Boston is both a destination and a gateway for trips throughout New England. For a small city, Boston offers visitors plenty of big-city culture. The city is filled with history and with distinctive neighborhoods, with great restaurants and with colleges, and with museums and culture. Visitors shouldn't miss places like Beacon Hill, or Newbury Street, or the Isabella Stewart Gardner Museum, the Museum of Fine Arts or the Esplanade, the Boston Symphony and the Boston Ballet or Fenway Park. Boston is home to impressive art collections, numerous family attractions, with fun things for kids to do and to see. These include the Museum of Science and the New England Aquarium. Boston's shopping is another great reason to visit the city, since there are tons of boutiques and interesting stores to choose from on Newbury Street.
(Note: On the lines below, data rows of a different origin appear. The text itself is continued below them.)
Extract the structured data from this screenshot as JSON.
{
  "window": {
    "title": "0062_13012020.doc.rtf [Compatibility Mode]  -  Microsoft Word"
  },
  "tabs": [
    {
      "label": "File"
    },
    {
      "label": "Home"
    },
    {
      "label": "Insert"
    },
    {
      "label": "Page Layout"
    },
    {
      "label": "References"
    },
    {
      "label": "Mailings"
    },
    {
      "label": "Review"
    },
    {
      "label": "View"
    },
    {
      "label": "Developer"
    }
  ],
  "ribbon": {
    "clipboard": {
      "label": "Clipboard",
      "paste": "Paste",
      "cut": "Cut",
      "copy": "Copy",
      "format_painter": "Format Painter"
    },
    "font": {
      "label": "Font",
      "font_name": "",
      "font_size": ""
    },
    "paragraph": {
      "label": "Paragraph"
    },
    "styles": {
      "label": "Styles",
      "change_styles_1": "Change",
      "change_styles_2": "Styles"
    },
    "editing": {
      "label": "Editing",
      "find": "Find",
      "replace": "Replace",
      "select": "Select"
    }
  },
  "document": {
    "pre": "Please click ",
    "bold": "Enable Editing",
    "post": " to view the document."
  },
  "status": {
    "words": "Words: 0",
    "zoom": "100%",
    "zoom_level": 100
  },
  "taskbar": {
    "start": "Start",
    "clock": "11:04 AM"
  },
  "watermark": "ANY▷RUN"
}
The list of attractions is endless, but here are some of the must-see places in Boston:

Castle Island Historic Site
The end of William J. Day Blvd, Boston
617 268 5744
During Boston's early years, this fort provided necessary protection during shipping trades. Walk the fort's perimeter and enjoy great views of the harbor and islands. Take time out to enjoy this delight.
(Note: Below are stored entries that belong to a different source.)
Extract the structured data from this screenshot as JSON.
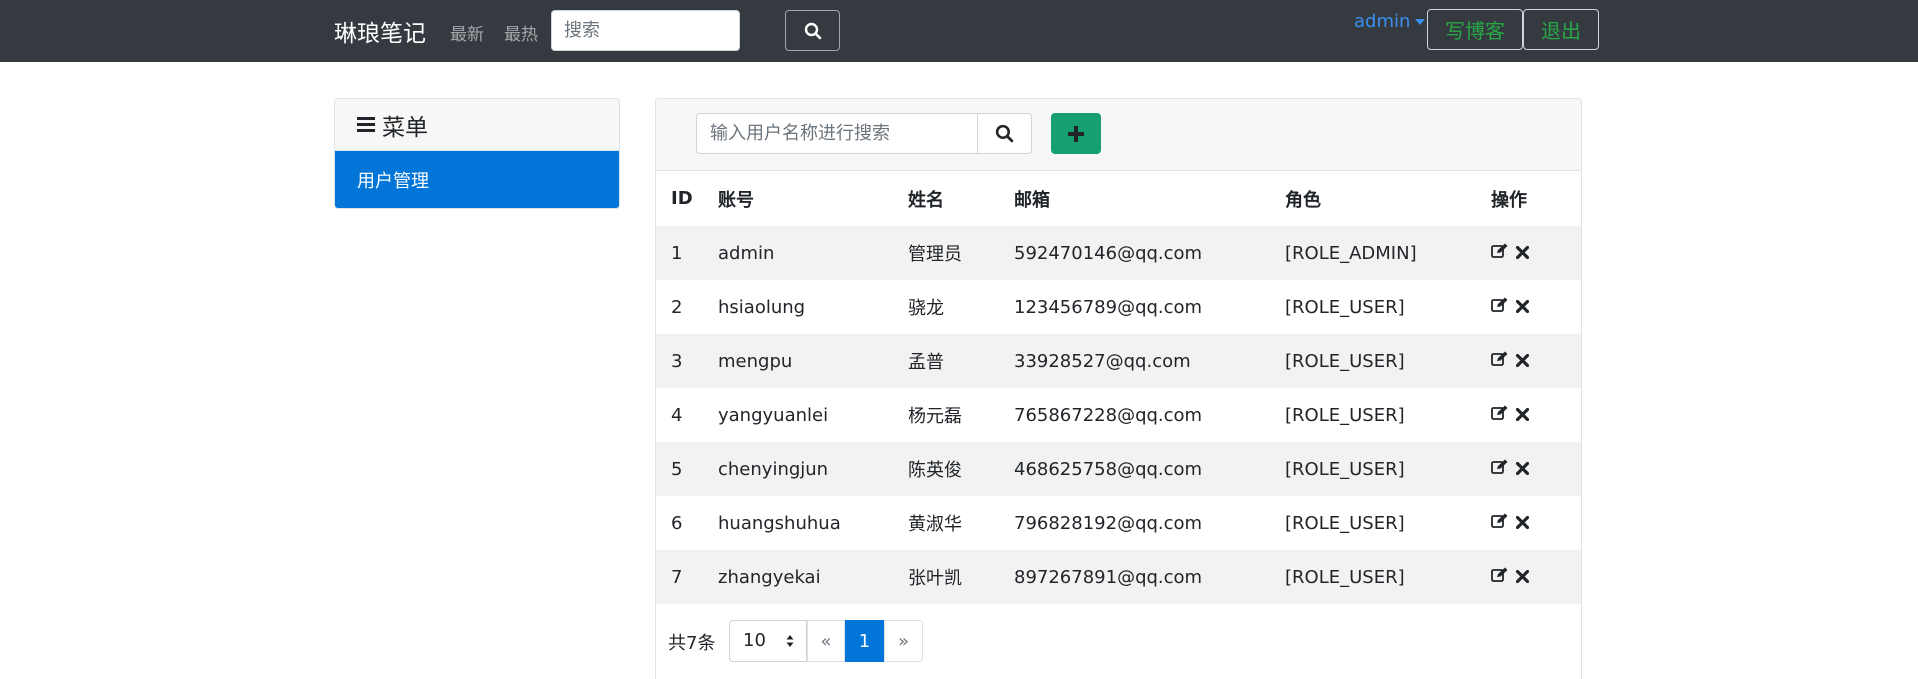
{
  "navbar": {
    "brand": "琳琅笔记",
    "links": [
      "最新",
      "最热"
    ],
    "search_placeholder": "搜索",
    "user": "admin",
    "write_label": "写博客",
    "logout_label": "退出"
  },
  "sidebar": {
    "title": "菜单",
    "items": [
      {
        "label": "用户管理",
        "active": true
      }
    ]
  },
  "users": {
    "search_placeholder": "输入用户名称进行搜索",
    "columns": [
      "ID",
      "账号",
      "姓名",
      "邮箱",
      "角色",
      "操作"
    ],
    "rows": [
      {
        "id": "1",
        "account": "admin",
        "name": "管理员",
        "email": "592470146@qq.com",
        "role": "[ROLE_ADMIN]"
      },
      {
        "id": "2",
        "account": "hsiaolung",
        "name": "骁龙",
        "email": "123456789@qq.com",
        "role": "[ROLE_USER]"
      },
      {
        "id": "3",
        "account": "mengpu",
        "name": "孟普",
        "email": "33928527@qq.com",
        "role": "[ROLE_USER]"
      },
      {
        "id": "4",
        "account": "yangyuanlei",
        "name": "杨元磊",
        "email": "765867228@qq.com",
        "role": "[ROLE_USER]"
      },
      {
        "id": "5",
        "account": "chenyingjun",
        "name": "陈英俊",
        "email": "468625758@qq.com",
        "role": "[ROLE_USER]"
      },
      {
        "id": "6",
        "account": "huangshuhua",
        "name": "黄淑华",
        "email": "796828192@qq.com",
        "role": "[ROLE_USER]"
      },
      {
        "id": "7",
        "account": "zhangyekai",
        "name": "张叶凯",
        "email": "897267891@qq.com",
        "role": "[ROLE_USER]"
      }
    ]
  },
  "pagination": {
    "total": "共7条",
    "page_size": "10",
    "prev": "«",
    "current": "1",
    "next": "»"
  },
  "colors": {
    "navbar_bg": "#343a40",
    "primary": "#0275d8",
    "success": "#17a06f",
    "outline_green": "#28a745",
    "user_link": "#3b8ff0"
  },
  "icons": [
    "search-icon",
    "menu-icon",
    "plus-icon",
    "edit-icon",
    "delete-icon",
    "caret-down-icon",
    "select-arrows-icon"
  ]
}
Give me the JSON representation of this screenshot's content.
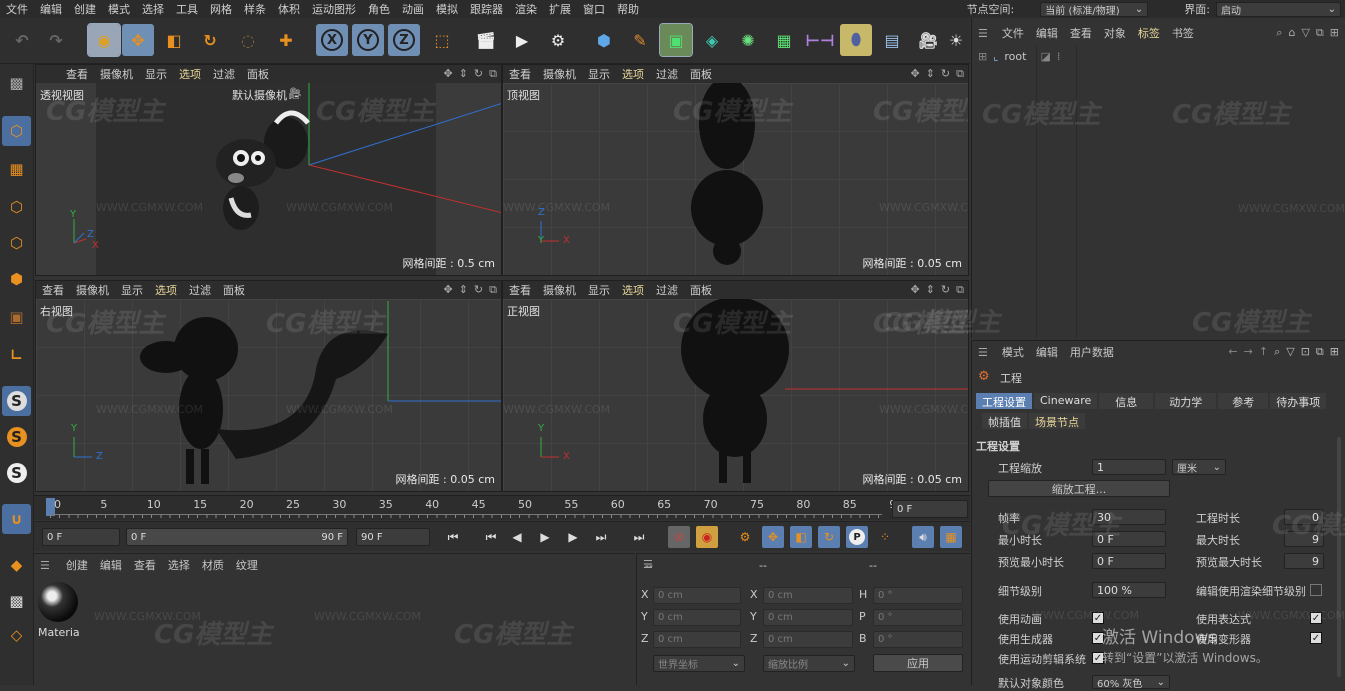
{
  "menubar": {
    "items": [
      "文件",
      "编辑",
      "创建",
      "模式",
      "选择",
      "工具",
      "网格",
      "样条",
      "体积",
      "运动图形",
      "角色",
      "动画",
      "模拟",
      "跟踪器",
      "渲染",
      "扩展",
      "窗口",
      "帮助"
    ],
    "node_space_label": "节点空间:",
    "node_space_value": "当前 (标准/物理)",
    "layout_label": "界面:",
    "layout_value": "启动"
  },
  "toolbar": {
    "x_label": "X",
    "y_label": "Y",
    "z_label": "Z"
  },
  "viewports": [
    {
      "menu": [
        "查看",
        "摄像机",
        "显示",
        "选项",
        "过滤",
        "面板"
      ],
      "name": "透视视图",
      "camera": "默认摄像机",
      "grid": "网格间距 : 0.5 cm",
      "axes": [
        "Y",
        "Z",
        "X"
      ]
    },
    {
      "menu": [
        "查看",
        "摄像机",
        "显示",
        "选项",
        "过滤",
        "面板"
      ],
      "name": "顶视图",
      "grid": "网格间距 : 0.05 cm",
      "axes": [
        "Z",
        "Y",
        "X"
      ]
    },
    {
      "menu": [
        "查看",
        "摄像机",
        "显示",
        "选项",
        "过滤",
        "面板"
      ],
      "name": "右视图",
      "grid": "网格间距 : 0.05 cm",
      "axes": [
        "Y",
        "Z"
      ]
    },
    {
      "menu": [
        "查看",
        "摄像机",
        "显示",
        "选项",
        "过滤",
        "面板"
      ],
      "name": "正视图",
      "grid": "网格间距 : 0.05 cm",
      "axes": [
        "Y",
        "X"
      ]
    }
  ],
  "timeline": {
    "ticks": [
      "0",
      "5",
      "10",
      "15",
      "20",
      "25",
      "30",
      "35",
      "40",
      "45",
      "50",
      "55",
      "60",
      "65",
      "70",
      "75",
      "80",
      "85",
      "90"
    ],
    "current_frame": "0 F"
  },
  "transport": {
    "start": "0 F",
    "range_start": "0 F",
    "range_end": "90 F",
    "end": "90 F"
  },
  "material_manager": {
    "menu": [
      "创建",
      "编辑",
      "查看",
      "选择",
      "材质",
      "纹理"
    ],
    "materials": [
      {
        "name": "Materia"
      }
    ]
  },
  "coordinates": {
    "header_a": "--",
    "header_b": "--",
    "header_c": "--",
    "rows": [
      {
        "a_label": "X",
        "a_value": "0 cm",
        "b_label": "X",
        "b_value": "0 cm",
        "c_label": "H",
        "c_value": "0 °"
      },
      {
        "a_label": "Y",
        "a_value": "0 cm",
        "b_label": "Y",
        "b_value": "0 cm",
        "c_label": "P",
        "c_value": "0 °"
      },
      {
        "a_label": "Z",
        "a_value": "0 cm",
        "b_label": "Z",
        "b_value": "0 cm",
        "c_label": "B",
        "c_value": "0 °"
      }
    ],
    "world_coords": "世界坐标",
    "scale_ratio": "缩放比例",
    "apply": "应用"
  },
  "object_manager": {
    "menu": [
      "文件",
      "编辑",
      "查看",
      "对象",
      "标签",
      "书签"
    ],
    "root": "root"
  },
  "attributes": {
    "menu": [
      "模式",
      "编辑",
      "用户数据"
    ],
    "title": "工程",
    "tabs": [
      "工程设置",
      "Cineware",
      "信息",
      "动力学",
      "参考",
      "待办事项"
    ],
    "tabs2": [
      "帧插值",
      "场景节点"
    ],
    "section": "工程设置",
    "project_scale_label": "工程缩放",
    "project_scale_value": "1",
    "project_scale_unit": "厘米",
    "scale_project_button": "缩放工程...",
    "fps_label": "帧率",
    "fps_value": "30",
    "project_duration_label": "工程时长",
    "project_duration_value": "0",
    "min_time_label": "最小时长",
    "min_time_value": "0 F",
    "max_time_label": "最大时长",
    "max_time_value": "9",
    "preview_min_label": "预览最小时长",
    "preview_min_value": "0 F",
    "preview_max_label": "预览最大时长",
    "preview_max_value": "9",
    "lod_label": "细节级别",
    "lod_value": "100 %",
    "render_lod_label": "编辑使用渲染细节级别",
    "use_animation_label": "使用动画",
    "use_expression_label": "使用表达式",
    "use_generators_label": "使用生成器",
    "use_deformers_label": "使用变形器",
    "use_motion_label": "使用运动剪辑系统",
    "default_color_label": "默认对象颜色",
    "default_color_value": "60% 灰色"
  },
  "overlay": {
    "activate_title": "激活 Windows",
    "activate_sub": "转到“设置”以激活 Windows。"
  },
  "watermarks": {
    "logo": "CG模型主",
    "url": "WWW.CGMXW.COM"
  },
  "colors": {
    "accent": "#5a7fb0",
    "highlight_text": "#e8d79a",
    "axis_x": "#c03030",
    "axis_y": "#30b040",
    "axis_z": "#3070d0"
  }
}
John F. Kennedy Museum and Library
Columbia Point, Boston, MA 02125
617-929-4523
The John F. Kennedy Museum and Library is a dynamic combination museum and library, where your visit starts with a short film and then leaves you on your own to explore a series of fascinating exhibits, including the Kennedy-Nixon debate, the Cuban Missile Crisis, the space program, 1960s campaign paraphernalia and displays about Jacqueline and other Kennedy family members. The striking, I.M. Pei-designed building overlooks the water and the Boston skyline.

Boston Common
10 Charles St., Boston, MA 02108
617-635-2121
Boston Common is America's oldest park, located in the heart of Boston, offering recreation options and a glimpse at numerous monuments throughout the area. The nearly 50-acre Boston Common is among the nation's oldest public parks. Purposes have varied over the years. Public hangings took place here until 1817, and cattle grazed the Common until 1830. British troops left from Boston Common to encounter Colonial resistance at Lexington and Concord in April, 1775. Today's fare at the park ranges from swan boat rides on the lake to winter ice skating at the Frog Pond.

Boston Public Garden
Charles Street, Boston, MA 02116
617-522-1966
This park is landscaped with beautiful flower beds, intriguing lagoons, walking paths and statues, including a notable monument of George Washington upon his horse. The garden stands as a favorite among newlyweds taking wedding photos.

New England Aquarium
Central Wharf, Boston, MA 02110
617-973-5200
This waterfront landmark has become one of Boston's biggest tourist attractions, where visitors can view a sea otter habitat and three species of penguins. The most famous exhibit is the massive 200.000-gallon "Giant Ocean Tank," which simulates a Caribbean coral reef and is home to more than 7.000 fish and aquatic mammals. To help keep the peace, scuba divers feed the sharks several times a day. Other exhibits showcase freshwater and tropical specimens, sea otters, and the ecology of Boston Harbor. At the Edge of the Sea exhibit, visitors can touch the sea stars, sea urchins, and horseshoe crabs in the tide pool. The Aquarium also features exhibit space, a gift shop, and a cafe with views of the city and harbor.

Fenway Park
4 Yawkey Way, Boston, MA 02215
617 267 1700
Fenway Park was opened in 1912 and is now considered America's oldest baseball park. The small, intimate atmosphere here really allows you to feel like you are "in the game". The park is located right in downtown Boston, so it is very accessible if you are visiting the area. If you cannot attend a Red Sox game, then take one of the guided tours, available May through September.